6. Voor het overige verwijst de rechtbank naar de gedingstukken.
Beoordeling van het geschil
7. Artikel 2 van de Verordening op de heffing en de invordering van parkeerbelastingen 2018 van de gemeente Zaanstad (hierna: de Verordening) luidt als volgt:
“Onder de naam van parkeerbelastingen worden de volgende belastingen geheven:
a. een belasting ter zake van het parkeren van een voertuig op een bij dan wel krachtens deze verordening in de daarin aangewezen gevallen door het college van burgemeester en wethouders te bepalen plaats, tijdstip en wijze;
b. een belasting ter zake van een van gemeentewege verleende vergunning voor het parkeren van een voertuig op de in die vergunning aangegeven plaats en wijze.”

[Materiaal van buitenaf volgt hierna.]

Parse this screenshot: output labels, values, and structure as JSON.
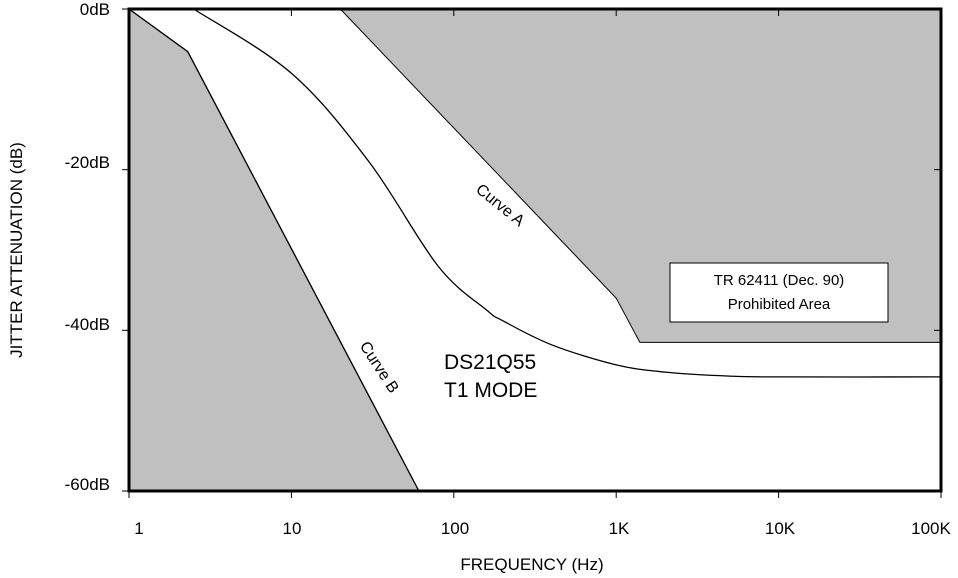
{
  "chart_data": {
    "type": "line",
    "title": "",
    "xlabel": "FREQUENCY (Hz)",
    "ylabel": "JITTER ATTENUATION (dB)",
    "xscale": "log",
    "xlim": [
      1,
      100000
    ],
    "ylim": [
      -60,
      0
    ],
    "x_ticks": [
      1,
      10,
      100,
      1000,
      10000,
      100000
    ],
    "x_tick_labels": [
      "1",
      "10",
      "100",
      "1K",
      "10K",
      "100K"
    ],
    "y_ticks": [
      0,
      -20,
      -40,
      -60
    ],
    "y_tick_labels": [
      "0dB",
      "-20dB",
      "-40dB",
      "-60dB"
    ],
    "grid": false,
    "series": [
      {
        "name": "Curve A",
        "color": "#000000",
        "x": [
          2.5,
          10,
          30,
          80,
          160,
          200,
          400,
          1000,
          2000,
          5000,
          10000,
          100000
        ],
        "y": [
          0,
          -8,
          -19,
          -32,
          -37.5,
          -38.8,
          -41.8,
          -44.3,
          -45.2,
          -45.7,
          -45.8,
          -45.8
        ]
      },
      {
        "name": "Curve B",
        "color": "#000000",
        "x": [
          1,
          2.3,
          61
        ],
        "y": [
          0,
          -5.3,
          -60
        ]
      }
    ],
    "prohibited_regions": [
      {
        "name": "TR 62411 (Dec. 90) Prohibited Area",
        "fill": "#c0c0c0",
        "boundary_x": [
          20,
          1000,
          1400,
          100000
        ],
        "boundary_y": [
          0,
          -36,
          -41.5,
          -41.5
        ]
      },
      {
        "name": "low-frequency prohibited area",
        "fill": "#c0c0c0",
        "boundary_x": [
          1,
          2.3,
          61
        ],
        "boundary_y": [
          0,
          -5.3,
          -60
        ]
      }
    ],
    "annotations": [
      {
        "text": "Curve A"
      },
      {
        "text": "Curve B"
      },
      {
        "lines": [
          "DS21Q55",
          "T1 MODE"
        ]
      },
      {
        "lines": [
          "TR 62411 (Dec. 90)",
          "Prohibited Area"
        ]
      }
    ]
  }
}
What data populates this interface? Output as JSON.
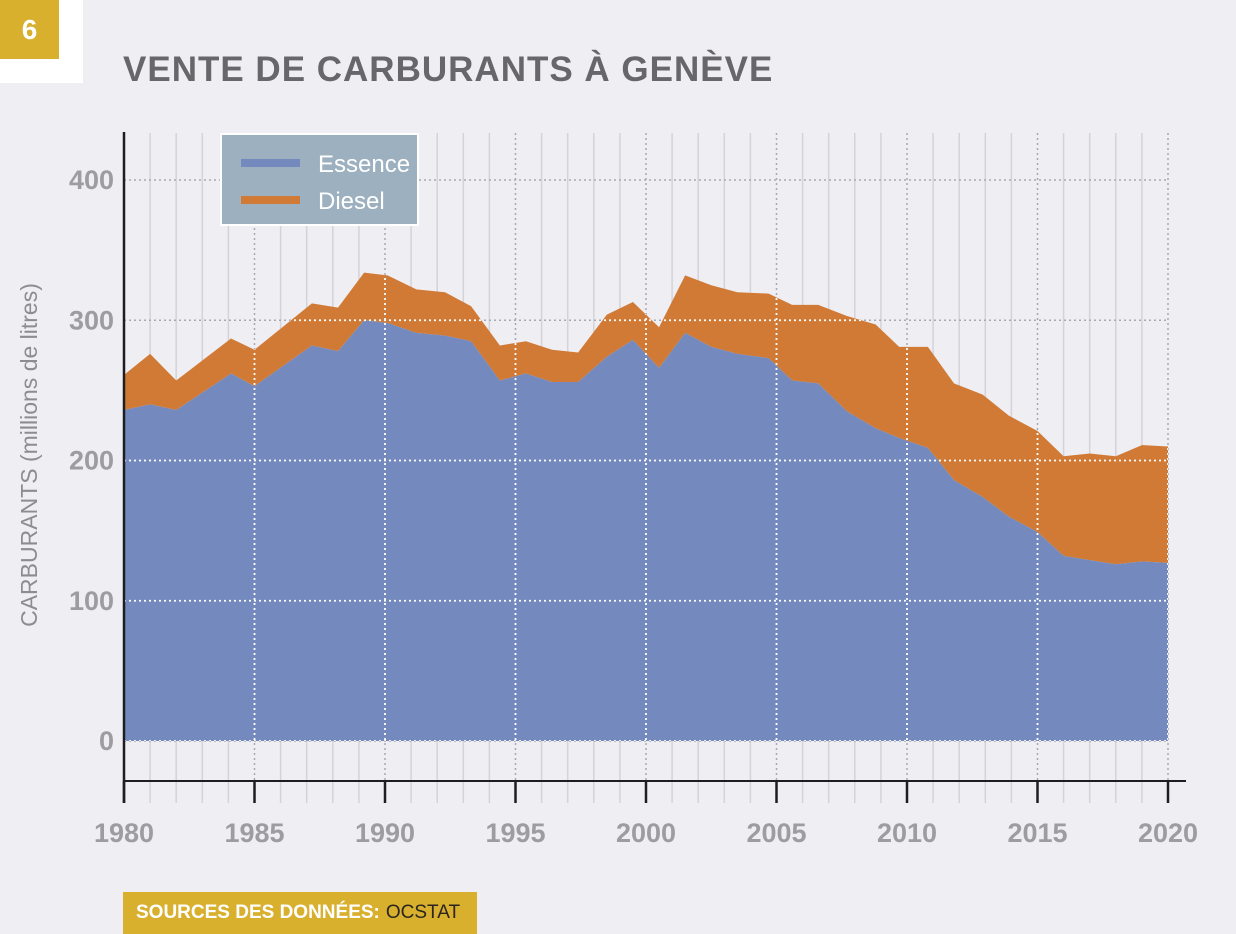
{
  "badge": "6",
  "title": "VENTE DE CARBURANTS À GENÈVE",
  "source": {
    "label": "SOURCES DES DONNÉES:",
    "value": "OCSTAT"
  },
  "colors": {
    "essence": "#7489bd",
    "diesel": "#d07a35",
    "legend_bg": "#9cb0c0",
    "badge": "#d8b02e"
  },
  "chart_data": {
    "type": "area",
    "stacked": true,
    "title": "VENTE DE CARBURANTS À GENÈVE",
    "xlabel": "",
    "ylabel": "CARBURANTS (millions de litres)",
    "xlim": [
      1980,
      2020
    ],
    "ylim": [
      0,
      400
    ],
    "xticks": [
      "1980",
      "1985",
      "1990",
      "1995",
      "2000",
      "2005",
      "2010",
      "2015",
      "2020"
    ],
    "yticks": [
      "0",
      "100",
      "200",
      "300",
      "400"
    ],
    "grid": true,
    "legend_position": "top-left",
    "x": [
      1980,
      1981,
      1982,
      1984.1,
      1985,
      1987.2,
      1988.2,
      1989.2,
      1990.1,
      1991.2,
      1992.3,
      1993.3,
      1994.4,
      1995.4,
      1996.4,
      1997.4,
      1998.5,
      1999.5,
      2000.5,
      2001.5,
      2002.5,
      2003.5,
      2004.7,
      2005.6,
      2006.6,
      2007.7,
      2008.8,
      2009.7,
      2010.8,
      2011.8,
      2012.9,
      2013.9,
      2015,
      2016,
      2017,
      2018,
      2019,
      2020
    ],
    "series": [
      {
        "name": "Essence",
        "values": [
          236,
          240,
          236,
          262,
          253,
          282,
          278,
          300,
          298,
          291,
          289,
          285,
          257,
          262,
          256,
          256,
          274,
          286,
          266,
          291,
          281,
          276,
          273,
          257,
          255,
          235,
          223,
          216,
          209,
          186,
          174,
          160,
          149,
          132,
          129,
          126,
          128,
          127
        ]
      },
      {
        "name": "Diesel",
        "values": [
          25,
          36,
          21,
          25,
          26,
          30,
          31,
          34,
          34,
          31,
          31,
          25,
          25,
          23,
          23,
          21,
          30,
          27,
          29,
          41,
          44,
          44,
          46,
          54,
          56,
          68,
          74,
          65,
          72,
          69,
          73,
          72,
          72,
          71,
          76,
          77,
          83,
          83
        ]
      }
    ]
  }
}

8. Gelet op het arrest van de Hoge Raad van 17 december 1997, ECLI:NL:HR:1997:AA3336, is de a-belasting niet verschuldigd, indien wordt geparkeerd met een vergunning waarvoor de b-belasting is voldaan. Uit het stelsel van de Verordening blijkt dat, indien de b-belasting niet of niet-tijdig is voldaan of indien niet overeenkomstig de aan de vergunning verbonden voorwaarden is geparkeerd, voor het parkeren de
a-belasting is verschuldigd.
9. De rechtbank stelt vast, en tussen partijen is ook niet in geschil, dat de auto van eiser stond geparkeerd op een plaats en tijdstip waarvoor parkeerbelasting was verschuldigd. Voorts is niet in geschil dat de parkeerbelasting niet was voldaan door middel van het in werking stellen van de aanwezige parkeerapparatuur. Ook is niet in geschil dat eiser de parkeervergunning voor het jaar 2018 op 8 januari 2018 heeft verlengd en pas nadien heeft betaald.

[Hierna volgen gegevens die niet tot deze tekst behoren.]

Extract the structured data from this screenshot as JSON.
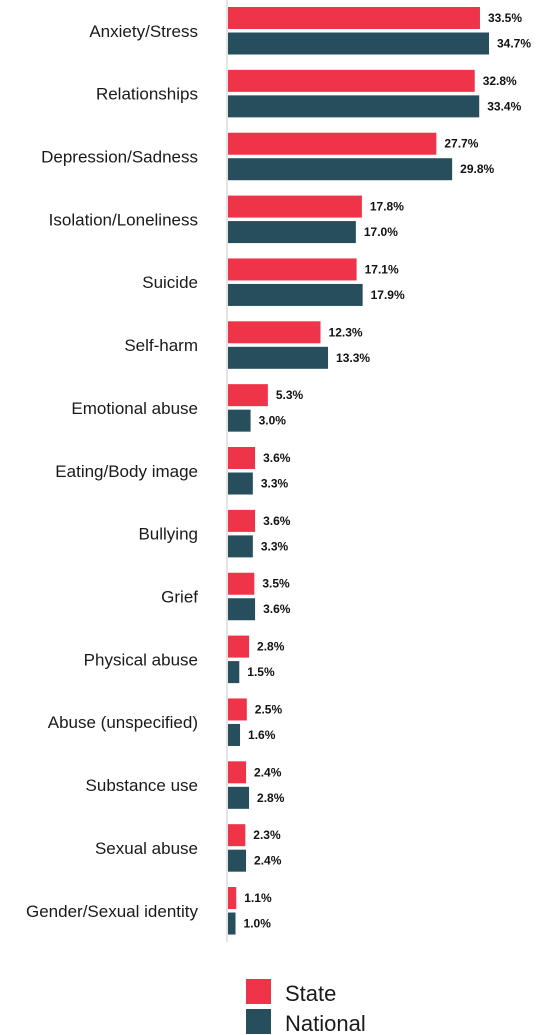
{
  "chart_data": {
    "type": "bar",
    "orientation": "horizontal",
    "categories": [
      "Anxiety/Stress",
      "Relationships",
      "Depression/Sadness",
      "Isolation/Loneliness",
      "Suicide",
      "Self-harm",
      "Emotional abuse",
      "Eating/Body image",
      "Bullying",
      "Grief",
      "Physical abuse",
      "Abuse (unspecified)",
      "Substance use",
      "Sexual abuse",
      "Gender/Sexual identity"
    ],
    "series": [
      {
        "name": "State",
        "color": "#ef3349",
        "values": [
          33.5,
          32.8,
          27.7,
          17.8,
          17.1,
          12.3,
          5.3,
          3.6,
          3.6,
          3.5,
          2.8,
          2.5,
          2.4,
          2.3,
          1.1
        ],
        "labels": [
          "33.5%",
          "32.8%",
          "27.7%",
          "17.8%",
          "17.1%",
          "12.3%",
          "5.3%",
          "3.6%",
          "3.6%",
          "3.5%",
          "2.8%",
          "2.5%",
          "2.4%",
          "2.3%",
          "1.1%"
        ]
      },
      {
        "name": "National",
        "color": "#264e5c",
        "values": [
          34.7,
          33.4,
          29.8,
          17.0,
          17.9,
          13.3,
          3.0,
          3.3,
          3.3,
          3.6,
          1.5,
          1.6,
          2.8,
          2.4,
          1.0
        ],
        "labels": [
          "34.7%",
          "33.4%",
          "29.8%",
          "17.0%",
          "17.9%",
          "13.3%",
          "3.0%",
          "3.3%",
          "3.3%",
          "3.6%",
          "1.5%",
          "1.6%",
          "2.8%",
          "2.4%",
          "1.0%"
        ]
      }
    ],
    "xlim": [
      0,
      34.7
    ],
    "grid": false,
    "legend_position": "bottom"
  }
}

10. De rechtbank overweegt dat uit de door eiser overgelegde afdruk van de website van de gemeente Zaanstad weliswaar volgt dat zijn parkeervergunning geldig is vanaf 1 januari 2018, maar dat hij deze pas op 8 januari 2018 heeft verlengd. Aan een parkeervergunning kunnen geen rechten worden ontleend voor de tijd voorafgaande aan de aanvraag van de vergunning en de betaling van de daarvoor verschuldigde belasting.
11. Nu eiser de onder b van artikel 2 van de Verordening bedoelde belasting op het tijdstip van het opleggen van de naheffingsaanslag nog niet had voldaan, beschikte hij op dat moment niet over een geldige parkeervergunning. Hij was dan ook gehouden voor het parkeren van zijn auto de onder a van artikel 2 van de Verordening bedoelde belasting te voldoen en omdat hij dat niet heeft gedaan, is de naheffingsaanslag op goede gronden opgelegd.
12. Gelet op het vorenoverwogene dient het beroep ongegrond te worden verklaard.
Proceskosten
13. Voor een proceskostenveroordeling bestaat geen aanleiding.